Papini si è approcciato alla materia narrativa e ai personaggi con delicatezza e in punta di piedi, senza indugiare più del dovuto sulla sofferenza
In I nostri ieri, queste tre esistenze si intrecciano dentro e fuori dal carcere per dare forma e sostanza a un film che parla del loro tempo, presente e passato, in previsione del futuro, ma anche di legami, di esclusione (materiale, affettiva e sociale) e di riscatto individuale e collettivo. Un “magma incandescente” di temi universali e sensibili che Papini sin dalla fase di scrittura riesce a tenere insieme, facendoli coesistere in maniera equilibrata, per poi trasferirli sullo schermo con leggerezza e lontano dalle sabbie mobili del pietismo, della spettacolarizzazione del dolore e del didascalismo. Quelle stesse sabbie mobili che sono solite inghiottire plot e personaggi simili per DNA a quelli che animano l’opera terza del regista piemontese. Quest’ultimo al contrario si è approcciato alla materia in questione con delicatezza e in punta di piedi, senza indugiare più del dovuto sulla sofferenza che era già insita nella storia e nel background delle figure chiamate in causa, tanto principali quanto secondarie, preferendo ad essa il dialogo, la riflessione e gli sguardi.

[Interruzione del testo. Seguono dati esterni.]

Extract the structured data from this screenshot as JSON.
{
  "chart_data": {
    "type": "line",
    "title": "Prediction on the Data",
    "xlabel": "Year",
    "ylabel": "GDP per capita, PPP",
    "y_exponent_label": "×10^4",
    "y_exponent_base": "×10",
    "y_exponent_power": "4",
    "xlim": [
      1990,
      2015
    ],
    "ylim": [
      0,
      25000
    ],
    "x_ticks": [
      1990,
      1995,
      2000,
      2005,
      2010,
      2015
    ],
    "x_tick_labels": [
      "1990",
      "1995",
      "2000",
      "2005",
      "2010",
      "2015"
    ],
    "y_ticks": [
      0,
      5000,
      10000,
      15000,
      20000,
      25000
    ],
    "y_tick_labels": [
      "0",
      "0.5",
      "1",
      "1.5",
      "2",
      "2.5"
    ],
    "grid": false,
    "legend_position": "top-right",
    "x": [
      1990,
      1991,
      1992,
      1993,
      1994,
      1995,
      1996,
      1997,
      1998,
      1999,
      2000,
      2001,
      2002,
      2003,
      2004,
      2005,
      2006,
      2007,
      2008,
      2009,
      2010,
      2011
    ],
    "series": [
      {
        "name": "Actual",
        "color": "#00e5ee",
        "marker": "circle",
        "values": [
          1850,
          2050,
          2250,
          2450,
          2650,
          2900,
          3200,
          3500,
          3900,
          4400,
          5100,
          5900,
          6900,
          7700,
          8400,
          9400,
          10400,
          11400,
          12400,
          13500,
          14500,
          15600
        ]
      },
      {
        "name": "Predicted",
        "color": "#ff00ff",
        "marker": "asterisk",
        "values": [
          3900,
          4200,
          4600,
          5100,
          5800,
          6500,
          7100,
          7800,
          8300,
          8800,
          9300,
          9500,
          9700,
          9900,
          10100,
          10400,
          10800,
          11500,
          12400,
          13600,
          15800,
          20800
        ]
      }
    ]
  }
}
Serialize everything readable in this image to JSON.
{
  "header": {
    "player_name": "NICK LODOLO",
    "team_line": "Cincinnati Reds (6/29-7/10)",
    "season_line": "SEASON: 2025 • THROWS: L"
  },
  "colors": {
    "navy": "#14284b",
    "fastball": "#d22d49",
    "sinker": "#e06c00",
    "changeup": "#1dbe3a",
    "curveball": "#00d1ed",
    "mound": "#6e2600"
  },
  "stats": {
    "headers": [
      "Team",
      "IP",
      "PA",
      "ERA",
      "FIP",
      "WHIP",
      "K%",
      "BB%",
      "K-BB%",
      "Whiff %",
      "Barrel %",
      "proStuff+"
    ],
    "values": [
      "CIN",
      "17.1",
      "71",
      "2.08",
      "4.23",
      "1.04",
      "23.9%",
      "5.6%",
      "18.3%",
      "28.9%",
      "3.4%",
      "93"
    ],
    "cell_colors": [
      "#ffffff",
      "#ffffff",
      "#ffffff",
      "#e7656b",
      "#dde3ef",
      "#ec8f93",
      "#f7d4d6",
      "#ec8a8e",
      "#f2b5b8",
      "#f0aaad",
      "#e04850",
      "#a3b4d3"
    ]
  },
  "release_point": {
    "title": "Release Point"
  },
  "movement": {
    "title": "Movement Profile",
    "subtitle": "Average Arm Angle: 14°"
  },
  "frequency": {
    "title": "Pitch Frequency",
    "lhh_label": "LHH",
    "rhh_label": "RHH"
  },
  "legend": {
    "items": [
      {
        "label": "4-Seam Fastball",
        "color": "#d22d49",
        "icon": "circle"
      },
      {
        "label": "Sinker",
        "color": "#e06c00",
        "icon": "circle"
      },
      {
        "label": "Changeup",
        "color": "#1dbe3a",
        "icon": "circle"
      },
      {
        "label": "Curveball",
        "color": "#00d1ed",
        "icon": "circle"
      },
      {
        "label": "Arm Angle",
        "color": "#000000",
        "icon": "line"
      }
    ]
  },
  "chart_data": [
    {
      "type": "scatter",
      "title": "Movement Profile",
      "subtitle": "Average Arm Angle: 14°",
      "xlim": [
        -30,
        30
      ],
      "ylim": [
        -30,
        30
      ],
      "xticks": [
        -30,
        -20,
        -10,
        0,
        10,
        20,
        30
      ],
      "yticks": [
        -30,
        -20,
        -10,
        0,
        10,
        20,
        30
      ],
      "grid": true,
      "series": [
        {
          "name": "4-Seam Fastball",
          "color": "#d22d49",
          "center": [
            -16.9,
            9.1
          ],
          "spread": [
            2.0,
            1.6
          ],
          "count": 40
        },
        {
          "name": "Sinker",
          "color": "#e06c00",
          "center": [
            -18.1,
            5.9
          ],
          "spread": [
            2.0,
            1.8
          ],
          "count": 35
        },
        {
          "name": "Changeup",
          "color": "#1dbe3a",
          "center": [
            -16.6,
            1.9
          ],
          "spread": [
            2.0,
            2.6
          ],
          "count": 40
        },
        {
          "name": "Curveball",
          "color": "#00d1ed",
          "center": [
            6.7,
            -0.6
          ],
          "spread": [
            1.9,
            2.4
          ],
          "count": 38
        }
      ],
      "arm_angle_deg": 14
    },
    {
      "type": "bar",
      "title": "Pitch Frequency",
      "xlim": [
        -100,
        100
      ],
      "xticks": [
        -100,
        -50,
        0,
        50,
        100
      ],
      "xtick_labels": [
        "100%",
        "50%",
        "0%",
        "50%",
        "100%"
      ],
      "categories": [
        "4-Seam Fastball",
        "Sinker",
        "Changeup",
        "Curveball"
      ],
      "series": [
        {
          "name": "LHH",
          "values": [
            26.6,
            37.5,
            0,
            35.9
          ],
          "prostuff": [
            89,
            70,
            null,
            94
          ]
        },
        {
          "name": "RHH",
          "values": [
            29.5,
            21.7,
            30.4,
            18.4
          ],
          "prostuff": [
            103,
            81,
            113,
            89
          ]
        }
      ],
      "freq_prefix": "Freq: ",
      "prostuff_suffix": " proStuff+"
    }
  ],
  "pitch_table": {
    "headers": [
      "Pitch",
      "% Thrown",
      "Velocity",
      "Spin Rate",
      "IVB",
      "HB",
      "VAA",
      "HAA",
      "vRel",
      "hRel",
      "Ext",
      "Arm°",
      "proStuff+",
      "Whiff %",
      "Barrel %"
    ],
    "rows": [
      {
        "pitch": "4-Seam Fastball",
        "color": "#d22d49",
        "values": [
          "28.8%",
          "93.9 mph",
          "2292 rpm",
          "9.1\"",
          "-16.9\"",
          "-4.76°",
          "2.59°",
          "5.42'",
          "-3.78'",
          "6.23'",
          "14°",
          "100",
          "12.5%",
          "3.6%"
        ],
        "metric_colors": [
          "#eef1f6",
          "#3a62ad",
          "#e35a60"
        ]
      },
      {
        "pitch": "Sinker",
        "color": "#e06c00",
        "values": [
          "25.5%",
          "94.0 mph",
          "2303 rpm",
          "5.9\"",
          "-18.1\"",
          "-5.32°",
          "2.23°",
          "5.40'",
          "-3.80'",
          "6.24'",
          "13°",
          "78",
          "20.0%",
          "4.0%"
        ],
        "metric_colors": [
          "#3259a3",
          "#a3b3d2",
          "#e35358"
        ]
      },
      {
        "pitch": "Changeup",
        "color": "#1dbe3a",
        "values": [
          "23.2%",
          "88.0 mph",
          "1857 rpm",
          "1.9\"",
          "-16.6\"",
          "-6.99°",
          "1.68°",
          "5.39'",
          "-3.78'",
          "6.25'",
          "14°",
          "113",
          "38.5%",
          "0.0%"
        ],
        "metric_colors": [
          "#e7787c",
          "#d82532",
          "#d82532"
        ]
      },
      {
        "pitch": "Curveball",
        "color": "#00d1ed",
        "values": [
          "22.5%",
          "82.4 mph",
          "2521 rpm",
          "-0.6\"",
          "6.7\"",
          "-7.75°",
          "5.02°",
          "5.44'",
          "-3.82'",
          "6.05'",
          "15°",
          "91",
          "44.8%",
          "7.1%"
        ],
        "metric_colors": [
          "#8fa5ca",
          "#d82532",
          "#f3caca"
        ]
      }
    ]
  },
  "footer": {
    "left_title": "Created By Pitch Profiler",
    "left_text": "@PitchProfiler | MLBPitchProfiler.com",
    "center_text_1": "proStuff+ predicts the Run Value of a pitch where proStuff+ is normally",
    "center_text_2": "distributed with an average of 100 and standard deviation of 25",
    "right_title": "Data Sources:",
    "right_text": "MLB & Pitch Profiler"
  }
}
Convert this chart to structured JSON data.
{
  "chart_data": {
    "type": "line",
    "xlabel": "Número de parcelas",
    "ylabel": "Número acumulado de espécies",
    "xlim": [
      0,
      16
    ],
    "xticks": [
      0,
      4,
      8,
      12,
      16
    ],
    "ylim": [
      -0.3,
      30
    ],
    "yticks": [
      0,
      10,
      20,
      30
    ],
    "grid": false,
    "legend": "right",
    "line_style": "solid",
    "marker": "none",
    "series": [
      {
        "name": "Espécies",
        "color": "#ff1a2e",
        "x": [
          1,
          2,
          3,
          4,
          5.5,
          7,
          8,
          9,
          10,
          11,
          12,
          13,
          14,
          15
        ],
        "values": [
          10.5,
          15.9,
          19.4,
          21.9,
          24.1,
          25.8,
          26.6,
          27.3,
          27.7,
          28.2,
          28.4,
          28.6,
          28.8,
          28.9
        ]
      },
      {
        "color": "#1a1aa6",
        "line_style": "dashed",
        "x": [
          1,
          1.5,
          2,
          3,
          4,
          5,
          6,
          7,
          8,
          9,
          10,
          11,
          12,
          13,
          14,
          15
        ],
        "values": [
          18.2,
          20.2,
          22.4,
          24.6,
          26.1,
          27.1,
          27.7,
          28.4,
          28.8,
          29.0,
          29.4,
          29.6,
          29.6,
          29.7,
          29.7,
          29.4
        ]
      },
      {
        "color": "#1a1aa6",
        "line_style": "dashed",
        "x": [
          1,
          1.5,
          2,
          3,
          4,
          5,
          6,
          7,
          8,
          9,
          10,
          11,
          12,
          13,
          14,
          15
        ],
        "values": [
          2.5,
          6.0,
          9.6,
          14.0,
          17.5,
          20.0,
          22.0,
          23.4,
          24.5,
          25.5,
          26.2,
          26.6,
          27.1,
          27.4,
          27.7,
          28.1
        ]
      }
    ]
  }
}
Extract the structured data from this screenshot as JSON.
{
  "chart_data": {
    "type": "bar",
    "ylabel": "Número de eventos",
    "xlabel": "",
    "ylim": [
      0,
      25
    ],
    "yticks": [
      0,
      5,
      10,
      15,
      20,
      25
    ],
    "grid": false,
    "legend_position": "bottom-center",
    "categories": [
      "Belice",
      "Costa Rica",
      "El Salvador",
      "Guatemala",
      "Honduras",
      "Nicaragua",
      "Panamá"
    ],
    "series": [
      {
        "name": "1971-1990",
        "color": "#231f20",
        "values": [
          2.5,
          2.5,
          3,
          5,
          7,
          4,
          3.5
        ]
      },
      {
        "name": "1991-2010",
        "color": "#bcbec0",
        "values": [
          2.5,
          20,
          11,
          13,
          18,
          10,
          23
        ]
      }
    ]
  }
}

I nostri ieri è un dramma stratificato, intriso di significati e significanti, che ha il merito tra gli altri di lasciare fuori campo la violenza e di non esibirla
Un risultato che Papini è riuscito ad ottenere anche grazie al contributo davanti la macchina da presa di un cast ben assortito composto tra gli altri da Peppino Mazzotta, Francesco Di Leva, Daphne Scoccia e Maria Roveran. Con la loro complicità, il cineasta ha potuto costruire un dramma stratificato su più livelli, intriso di significati e significanti, che ha il merito tra gli altri di lasciare fuori campo la violenza (il delitto compiuto dal camionista Beppe) senza esibirla e di rendere molto bene quel confine tra dentro e fuori che tanti film a sfondo carcerario danno troppo per scontato.